Citations sur L'amant du lac (18)
Elle le sentait libre, cet homme, ce métis, avec ses mots pleins de lui-même. Il était libre en dedans grâce à ces sons qui emplissaient sa bouche et qu’il déclamait avec ferveur, extraits de son carnet comme des signes secrets et impénétrables. Lui-même, malgré sa présence chaude, demeurait une énigme, enveloppé dans un mystère insondable. Parfois dans le lit, nu, il regardait les papiers en parlant à voix basse. Elle avait l’intuition que si elle avait su déchiffrer les transcriptions, la lumière se lèverait sur lui; elle prendrait ses mots couchés sur le papier, les glisserait entre ses dents d’abord, dans sa bouche ensuite, les tournerait sur sa langue, les avalerait avec sa salive. Ils la nourriraient de son essence à lui, la conforteraient de leur douceur, la remueraient de leur tendresse ; ils remonteraient de son sein et elle les lui redonnerait en baisers sauvages et fougueux. Parfois il sortait de son sac une petite bouteille d’eau noire et un bâton auquel il ajoutait une pointe. De l’encre de Chine. Puis il traçait des lignes à main levée, sans hésiter.
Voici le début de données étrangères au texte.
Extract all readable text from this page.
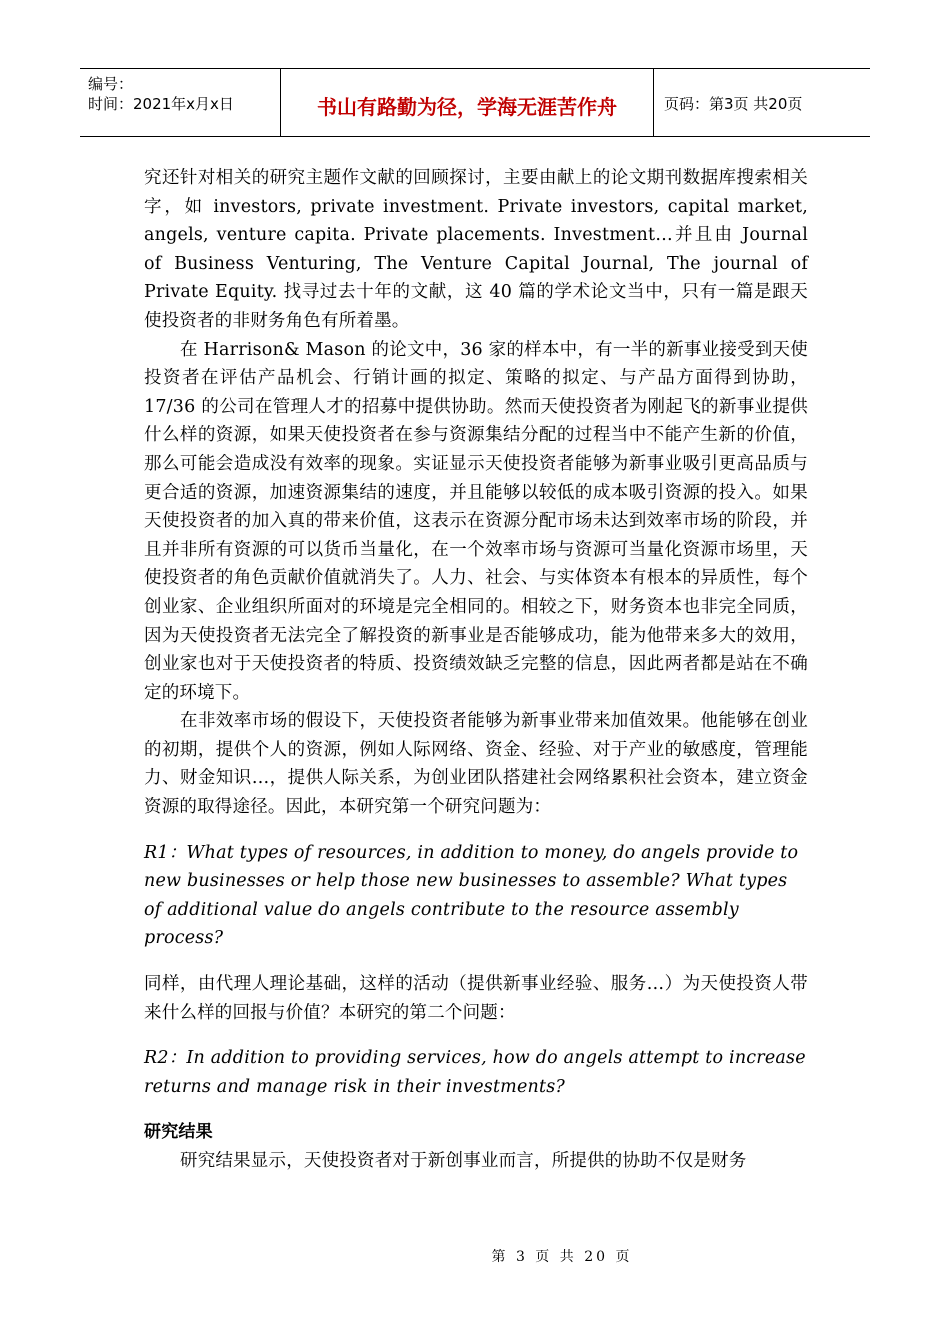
编号：
时间：2021年x月x日	书山有路勤为径，学海无涯苦作舟	页码：第3页 共20页

究还针对相关的研究主题作文献的回顾探讨，主要由献上的论文期刊数据库搜索相关字，如 investors, private investment. Private investors, capital market, angels, venture capita. Private placements. Investment…并且由 Journal of Business Venturing, The Venture Capital Journal, The journal of Private Equity. 找寻过去十年的文献，这 40 篇的学术论文当中，只有一篇是跟天使投资者的非财务角色有所着墨。

在 Harrison& Mason 的论文中，36 家的样本中，有一半的新事业接受到天使投资者在评估产品机会、行销计画的拟定、策略的拟定、与产品方面得到协助，17/36 的公司在管理人才的招募中提供协助。然而天使投资者为刚起飞的新事业提供什么样的资源，如果天使投资者在参与资源集结分配的过程当中不能产生新的价值，那么可能会造成没有效率的现象。实证显示天使投资者能够为新事业吸引更高品质与更合适的资源，加速资源集结的速度，并且能够以较低的成本吸引资源的投入。如果天使投资者的加入真的带来价值，这表示在资源分配市场未达到效率市场的阶段，并且并非所有资源的可以货币当量化，在一个效率市场与资源可当量化资源市场里，天使投资者的角色贡献价值就消失了。人力、社会、与实体资本有根本的异质性，每个创业家、企业组织所面对的环境是完全相同的。相较之下，财务资本也非完全同质，因为天使投资者无法完全了解投资的新事业是否能够成功，能为他带来多大的效用，创业家也对于天使投资者的特质、投资绩效缺乏完整的信息，因此两者都是站在不确定的环境下。

在非效率市场的假设下，天使投资者能够为新事业带来加值效果。他能够在创业的初期，提供个人的资源，例如人际网络、资金、经验、对于产业的敏感度，管理能力、财金知识…，提供人际关系，为创业团队搭建社会网络累积社会资本，建立资金资源的取得途径。因此，本研究第一个研究问题为：

R1：What types of resources, in addition to money, do angels provide to new businesses or help those new businesses to assemble? What types of additional value do angels contribute to the resource assembly process?

同样，由代理人理论基础，这样的活动（提供新事业经验、服务…）为天使投资人带来什么样的回报与价值？本研究的第二个问题：

R2：In addition to providing services, how do angels attempt to increase returns and manage risk in their investments?

研究结果

研究结果显示，天使投资者对于新创事业而言，所提供的协助不仅是财务

第 3 页 共 20 页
Elle voulait savoir.
Un soupir, un dernier, sur ma défaite
Peu de temps m'aura été donné
Celui de dire, celui de trouver les routes
Qui mènent à soi, à l'autre là-bas
Que je ne connaîtrai pas...
Je ne suis qu'un souffle qui s'éteint
Des mots pour s'accrocher, pour accorder le hurlement du vent à sa vie, à l'espoir.
Je suis un homme aux mouvements liquides
Une rivière qui se couche en cherchant un nouveau lit, chaque nuit
Je cours vers le fleuve, là-haut, loin vers le nord
Derrière la ligne de partage des eaux...
Les amours comme des bois morts
me griffent le dos
Je dois poursuivre ma vie d'eau, car même si tu me bois
Que tu m'as bu
Je m'échapperai encore et encore...
Tu auras été mon phalène, mon papillon de feu
Brillant au milieu de mes crépuscules
Envoûtant de mystère et de liberté du geste
Toi la beauté, toi la fille de la forêt
À la toison rouge, à la peau couleur de terre
Porteuse à jamais de mon éblouissement
Enfoui en ton ventre doux et affamé de joie...
Il dormit peu, mais profondément. Sa nuit fut adoucie par l’image de l’Algonquine qui, dans son rêve, marchait sur le lac; une vision sereine. Ensuite une clameur au loin, celle des oiseaux annonçant l’aube à peine née; le chant d’abord confus, devint de plus en plus clair, car il approchait, porté par la lumière qui inondait le monde.
Couché sous les étoiles, j'entends
Une cascade qui coule du firmament
C'est la respiration des feuilles
Si je me couche sous toi
Oh lac, sous tes eaux
Ancré au fond de ton lit
Entendrais-je le halètement des feuillages ?
Ton souffle est-il d'eau ou d'étoiles ?
Tu la regardes droit dans les yeux... Tu la lis lentement, avec intérêt, car elle est unique... Ensuite, tu la respires.
Il s'imprégna de son image, sentit une eau invisible couler en lui, par une faille tectonique d'où s'échappait une douleur si imprévue qu'il cessa de respirer quelques secondes. Il devait partir maintenant. Une urgence. Il leva le bras haut dans les airs, la salua. Il enclencha le moteur, mit plein gaz et fonça sur le lac en direction de la rivière. Il eut l'horrible impression de fuir, de perdre quelque chose qu'il ne retrouverait jamais. Le sentiment d'être pleinement vivant.
Et l’Abitibi, pareille à son lac, belle et envoûtante. Le lac Abitibi demeure le personnage principal avec son droit de vie et de mort sur ceux qui s’aventurent sur ses eaux…
(Prologue, Mémoire d’encrier, p.10)
Les légendes naissent ainsi, dans le giron des histoires inventées pour raconter ce qui ne devrait pas exister. Des gestes dont même l'origine devrait être effacée.
Il écrivait sur la page blanche de l’inconnu, en songeant aux lendemains qui, pour l’instant, étaient des trous noirs. Ils étaient des nomades, elle et lui, des marcheurs de la terre, des pagayeurs de rivières, des pèlerins de cette force qui les tenait debout : la vie. La poésie, le dessin pour se souvenir de son corps, cette rondeur sur l’enfant qu’elle portait. Son visage tendu et si beau sous la chevelure abondante. Les nuits étaient froides et ses rêves chauds. Les étoiles scintillantes se pressaient contre la terre et semblaient écouter ses amours.